O VERBO SE FEZ CARNE E VIMOS A SUA GLÓRIA
Geraldo Barboza de Carvalho
Jesus Cristo é Deus visível num corpo de homem. "Nele habita corporalmente toda a plenitude da divindade". O Deus todo-poderoso, incomensurável, maior que o qual não existe outro, movido por amor de entranhas, por misericórdia sem limite, um dia decidiu rebaixar-se até suas criaturas e fazer-se uma delas, dando ao Filho único um corpo igual ao de qualquer ser humano, para partilhar nosso destino, experimentar no próprio corpo a fragilidade, os limites e fraquezas da condição humana, da carne, até o pecado, pois sem ter pecado, "Deus o fez pecado, maldição, vítima de expiação, bode expiatório", para cancelar a maldição, apagar o pecado do mundo e de cada ser humano, pela fé no sacrifício único e irrepetível de Jesus Cristo, o Cordeiro de Deus. Este evento inaudito encheu de admiração o apóstolo e evangelista João, quando diz, extasiado : "O Verbo se fez carne e habitou entre nós, vimos a sua glória, glória que o Filho único tem, ab eterno, junto do Pai e Deus Mãe, cheio de graça e verdade" (1). A carne é a fragilidade da condição criatural, "feita do barro, do pó do chão". Fazer-se carne significa assumir a fragilidade criatural, em especial do ser humano. Jesus se fez em tudo igual a nós, pois assumiu nosso corpo de pecado e nele experimentou a kênose da condição humana. "Convinha, de fato, que aquele por quem e para quem todas as coisas existem, querendo levar muitos filhos à glória, levasse à perfeição, por meio de sofrimentos, o Autor da salvação deles. Pois, tanto o Santificador quanto os santificados, todos descendem de um só; razão porque ele não se envergonha de os chamar irmãos, dizendo: Anunciarei teu nome aos meus irmãos. Eis-me aqui com os filhos que Deus me deu. Uma vez que os filhos têm em comum carne e sangue, por isto, também Jesus participa da mesma condição (de fragilidade), para destruir pela morte o senhor da morte, isto é, Satanás; e libertar os que passaram toda a vida em estado de servidão, pelo temor da morte. Ele não veio ocupar-se com anjos, mas com a descendência de Adão e Eva. Convinha, por isto, que se tornasse semelhante aos irmãos em tudo, para ser, em relação a Deus, um sumo sacerdote misericordioso e fiel, pra expiar assim os pecados do povo. Pois, tendo ele mesmo sofrido tentação, é capaz de socorrer os que são tentados" (2).
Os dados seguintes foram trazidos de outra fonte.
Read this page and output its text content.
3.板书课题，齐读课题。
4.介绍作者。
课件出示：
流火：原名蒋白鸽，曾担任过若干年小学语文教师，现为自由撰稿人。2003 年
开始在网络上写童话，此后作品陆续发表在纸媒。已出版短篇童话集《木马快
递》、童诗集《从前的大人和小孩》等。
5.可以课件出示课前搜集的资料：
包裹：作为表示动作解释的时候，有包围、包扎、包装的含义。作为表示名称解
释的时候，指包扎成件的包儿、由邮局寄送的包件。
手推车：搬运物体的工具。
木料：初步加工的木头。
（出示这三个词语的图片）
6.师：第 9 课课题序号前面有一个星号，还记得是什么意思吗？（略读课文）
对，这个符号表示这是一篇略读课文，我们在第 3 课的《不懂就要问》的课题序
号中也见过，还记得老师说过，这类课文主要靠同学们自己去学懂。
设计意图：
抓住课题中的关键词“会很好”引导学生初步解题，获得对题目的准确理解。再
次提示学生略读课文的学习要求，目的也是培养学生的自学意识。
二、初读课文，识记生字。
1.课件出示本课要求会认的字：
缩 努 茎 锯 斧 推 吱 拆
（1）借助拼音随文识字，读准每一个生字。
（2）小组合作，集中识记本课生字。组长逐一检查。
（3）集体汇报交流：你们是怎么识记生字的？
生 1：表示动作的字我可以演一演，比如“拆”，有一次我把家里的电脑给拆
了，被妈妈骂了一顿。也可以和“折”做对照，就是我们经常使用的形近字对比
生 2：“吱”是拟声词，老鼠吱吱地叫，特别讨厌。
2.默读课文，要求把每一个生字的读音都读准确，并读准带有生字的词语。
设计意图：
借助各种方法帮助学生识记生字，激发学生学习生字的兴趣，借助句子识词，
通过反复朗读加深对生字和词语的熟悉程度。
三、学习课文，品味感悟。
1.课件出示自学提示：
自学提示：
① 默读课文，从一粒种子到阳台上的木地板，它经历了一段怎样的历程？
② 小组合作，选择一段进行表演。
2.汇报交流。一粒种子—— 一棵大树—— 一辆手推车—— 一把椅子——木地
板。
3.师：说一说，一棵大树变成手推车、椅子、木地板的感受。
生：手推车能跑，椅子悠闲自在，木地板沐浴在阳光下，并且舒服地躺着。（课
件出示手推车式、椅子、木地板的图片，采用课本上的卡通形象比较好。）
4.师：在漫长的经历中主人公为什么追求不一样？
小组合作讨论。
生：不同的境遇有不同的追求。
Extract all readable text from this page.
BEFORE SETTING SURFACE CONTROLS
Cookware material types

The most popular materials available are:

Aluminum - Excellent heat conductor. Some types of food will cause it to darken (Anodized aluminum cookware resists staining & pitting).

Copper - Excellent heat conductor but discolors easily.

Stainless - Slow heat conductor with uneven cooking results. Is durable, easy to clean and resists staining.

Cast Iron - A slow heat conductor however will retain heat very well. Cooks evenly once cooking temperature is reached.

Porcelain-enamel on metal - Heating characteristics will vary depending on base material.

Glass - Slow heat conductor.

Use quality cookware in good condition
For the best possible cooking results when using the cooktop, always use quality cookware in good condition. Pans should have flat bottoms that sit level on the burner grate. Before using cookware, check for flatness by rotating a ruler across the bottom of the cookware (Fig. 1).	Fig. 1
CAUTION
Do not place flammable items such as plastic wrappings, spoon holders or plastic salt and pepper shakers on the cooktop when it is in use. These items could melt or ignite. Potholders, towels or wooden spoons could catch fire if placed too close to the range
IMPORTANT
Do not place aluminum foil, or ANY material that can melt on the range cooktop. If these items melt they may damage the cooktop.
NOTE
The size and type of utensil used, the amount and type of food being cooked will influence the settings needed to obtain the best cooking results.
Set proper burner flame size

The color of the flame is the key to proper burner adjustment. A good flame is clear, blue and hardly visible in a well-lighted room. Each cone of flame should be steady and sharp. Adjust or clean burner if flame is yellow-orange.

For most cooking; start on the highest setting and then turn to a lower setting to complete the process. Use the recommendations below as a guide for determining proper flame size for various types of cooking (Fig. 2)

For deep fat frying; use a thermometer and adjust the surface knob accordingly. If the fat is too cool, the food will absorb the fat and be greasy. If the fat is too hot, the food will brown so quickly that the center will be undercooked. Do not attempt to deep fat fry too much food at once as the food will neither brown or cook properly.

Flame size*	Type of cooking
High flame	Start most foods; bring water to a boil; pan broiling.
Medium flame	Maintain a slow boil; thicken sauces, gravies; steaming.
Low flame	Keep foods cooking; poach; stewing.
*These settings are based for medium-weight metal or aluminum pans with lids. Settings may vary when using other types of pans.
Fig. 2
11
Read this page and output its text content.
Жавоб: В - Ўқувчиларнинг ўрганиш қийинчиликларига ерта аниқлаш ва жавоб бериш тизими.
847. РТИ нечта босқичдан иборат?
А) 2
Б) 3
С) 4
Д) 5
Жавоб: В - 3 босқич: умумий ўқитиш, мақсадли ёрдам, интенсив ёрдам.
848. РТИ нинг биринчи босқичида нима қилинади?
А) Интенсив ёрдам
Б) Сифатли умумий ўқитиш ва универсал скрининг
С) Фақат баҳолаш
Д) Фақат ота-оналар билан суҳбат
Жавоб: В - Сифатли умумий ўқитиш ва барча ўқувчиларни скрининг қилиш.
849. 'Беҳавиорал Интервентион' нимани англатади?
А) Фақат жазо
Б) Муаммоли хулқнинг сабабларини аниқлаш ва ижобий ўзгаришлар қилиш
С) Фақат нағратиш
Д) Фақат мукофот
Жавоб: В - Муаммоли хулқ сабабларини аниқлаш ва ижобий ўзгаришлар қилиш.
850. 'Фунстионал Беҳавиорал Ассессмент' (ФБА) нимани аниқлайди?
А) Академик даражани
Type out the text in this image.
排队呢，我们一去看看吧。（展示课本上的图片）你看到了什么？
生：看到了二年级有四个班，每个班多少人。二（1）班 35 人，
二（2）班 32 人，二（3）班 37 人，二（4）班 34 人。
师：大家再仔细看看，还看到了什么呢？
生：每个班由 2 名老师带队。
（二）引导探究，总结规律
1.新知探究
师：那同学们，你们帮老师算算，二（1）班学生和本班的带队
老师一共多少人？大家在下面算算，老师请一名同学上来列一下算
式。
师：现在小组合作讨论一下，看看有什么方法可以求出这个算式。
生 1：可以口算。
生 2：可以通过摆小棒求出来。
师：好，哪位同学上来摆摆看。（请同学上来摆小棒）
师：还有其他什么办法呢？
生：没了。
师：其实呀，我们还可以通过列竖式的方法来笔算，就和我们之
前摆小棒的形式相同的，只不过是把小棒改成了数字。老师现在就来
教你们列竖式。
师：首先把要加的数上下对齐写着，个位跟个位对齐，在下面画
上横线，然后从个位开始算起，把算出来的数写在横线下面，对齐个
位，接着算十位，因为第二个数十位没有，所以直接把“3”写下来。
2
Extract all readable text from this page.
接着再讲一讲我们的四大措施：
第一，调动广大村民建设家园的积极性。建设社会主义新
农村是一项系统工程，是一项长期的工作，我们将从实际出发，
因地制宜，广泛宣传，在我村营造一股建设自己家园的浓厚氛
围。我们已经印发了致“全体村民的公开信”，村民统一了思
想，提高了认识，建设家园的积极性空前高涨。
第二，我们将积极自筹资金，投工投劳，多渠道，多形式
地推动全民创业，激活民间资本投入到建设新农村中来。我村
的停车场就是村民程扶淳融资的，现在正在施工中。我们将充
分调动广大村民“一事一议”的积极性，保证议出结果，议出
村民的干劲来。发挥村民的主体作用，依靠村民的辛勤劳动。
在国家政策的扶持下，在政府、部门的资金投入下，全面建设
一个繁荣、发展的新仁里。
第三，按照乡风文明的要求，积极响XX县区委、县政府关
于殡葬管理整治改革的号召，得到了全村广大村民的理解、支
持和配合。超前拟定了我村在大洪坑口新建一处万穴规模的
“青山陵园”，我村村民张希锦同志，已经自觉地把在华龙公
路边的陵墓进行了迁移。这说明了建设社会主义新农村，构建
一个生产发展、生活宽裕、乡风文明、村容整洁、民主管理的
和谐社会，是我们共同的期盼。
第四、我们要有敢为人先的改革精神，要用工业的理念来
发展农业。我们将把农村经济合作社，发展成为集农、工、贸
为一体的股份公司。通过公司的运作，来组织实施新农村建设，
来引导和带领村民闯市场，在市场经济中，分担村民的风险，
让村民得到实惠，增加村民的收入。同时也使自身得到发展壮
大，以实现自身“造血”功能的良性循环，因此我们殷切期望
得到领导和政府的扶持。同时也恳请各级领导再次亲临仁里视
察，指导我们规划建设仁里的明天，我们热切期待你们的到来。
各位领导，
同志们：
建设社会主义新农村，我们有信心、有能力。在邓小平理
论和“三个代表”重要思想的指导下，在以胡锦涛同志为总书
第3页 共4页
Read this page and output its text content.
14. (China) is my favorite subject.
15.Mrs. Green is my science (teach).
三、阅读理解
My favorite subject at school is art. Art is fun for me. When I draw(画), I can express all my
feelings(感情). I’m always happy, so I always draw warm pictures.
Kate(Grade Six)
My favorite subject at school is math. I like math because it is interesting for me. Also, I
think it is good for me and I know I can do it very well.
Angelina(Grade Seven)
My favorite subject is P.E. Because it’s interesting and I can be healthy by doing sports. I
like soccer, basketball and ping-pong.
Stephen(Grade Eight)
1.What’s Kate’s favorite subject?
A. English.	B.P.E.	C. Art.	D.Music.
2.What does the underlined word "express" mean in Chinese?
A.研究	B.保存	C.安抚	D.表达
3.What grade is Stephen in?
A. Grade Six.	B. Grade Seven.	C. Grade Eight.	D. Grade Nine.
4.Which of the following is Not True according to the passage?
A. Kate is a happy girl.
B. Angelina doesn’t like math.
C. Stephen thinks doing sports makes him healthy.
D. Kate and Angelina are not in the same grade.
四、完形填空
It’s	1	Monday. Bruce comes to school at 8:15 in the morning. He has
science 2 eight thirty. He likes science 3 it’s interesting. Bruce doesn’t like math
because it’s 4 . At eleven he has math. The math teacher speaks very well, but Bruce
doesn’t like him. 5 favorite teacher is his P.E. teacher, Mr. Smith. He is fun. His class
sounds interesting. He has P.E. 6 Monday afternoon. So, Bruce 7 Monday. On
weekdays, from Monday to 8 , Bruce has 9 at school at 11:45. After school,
Mas, que glória há na humilhação do Criador e Senhor do céu e da terra, que, "tendo condição divina, não considerou o ser igual a Deus como algo a que ciosamente se apegar. Mas, esvaziou-se a si mesmo, assumiu a condição de servo, assemelhando-se ao ser humano. E, achando-se em figura de homem, humilhou-se e foi obediente até a morte e morte de cruz"? (3). Chocante paradoxo, loucura para o mundo, em que a glória está na aparência do poder, na pompa, no prestígio. Mas, a entrada de Deus no mundo se deu sem ostentação de poder e sem glória. A encarnação do Filho eterno se deu no anonimato de uma humilde casa do insignificante lugarejo de Israel chamado Nazaré, que nem constava dos mapas geográficos da época. Que glória há em nascer entre animais e ser depositado num cocho com sobras de capim, "porque não havia lugar para mãe parir seu filho e o pai colocá-lo num berço decente, porque Jesus veio para o que era seu e os seus não o receberam"? Que glória há em ser carpinteiro até a idade de 30 anos, depois abandonar a família para viver com gente mal afamada, ignorante, sem prestígio social nem poder político: paralíticos, cegos, mudos, surdos, prostitutas, e no fim da vida ser desmoralizado como impostor, sofrer a humilhação suprema: ser preso, zombado, cuspido, flagelado, crucificado? "Multidões ficaram pasmadas à vista dele, tão desfigurado o seu aspecto estava e sua forma não parecia a de um ser humano. Ele não tinha beleza nem esplendor que pudesse atrair o nosso olhar nem formosura que pudesse deleitar-nos. Era desprezado e abandonado pelos homens, homem sujeito à dor, familiarizado com a enfermidade, como uma pessoa de quem todos escondem o rosto; desprezado, não fazíamos caso dele. E, no entanto, eram nossas enfermidades que ele levava sobre si, as nossas dores que ele carregava" (4). Como o discípulo amado pôde ver glória em tanta humilhação e desgraça que se abateu sobre Aquele que é a fonte de toda gratuidade de amor e perdão por nós?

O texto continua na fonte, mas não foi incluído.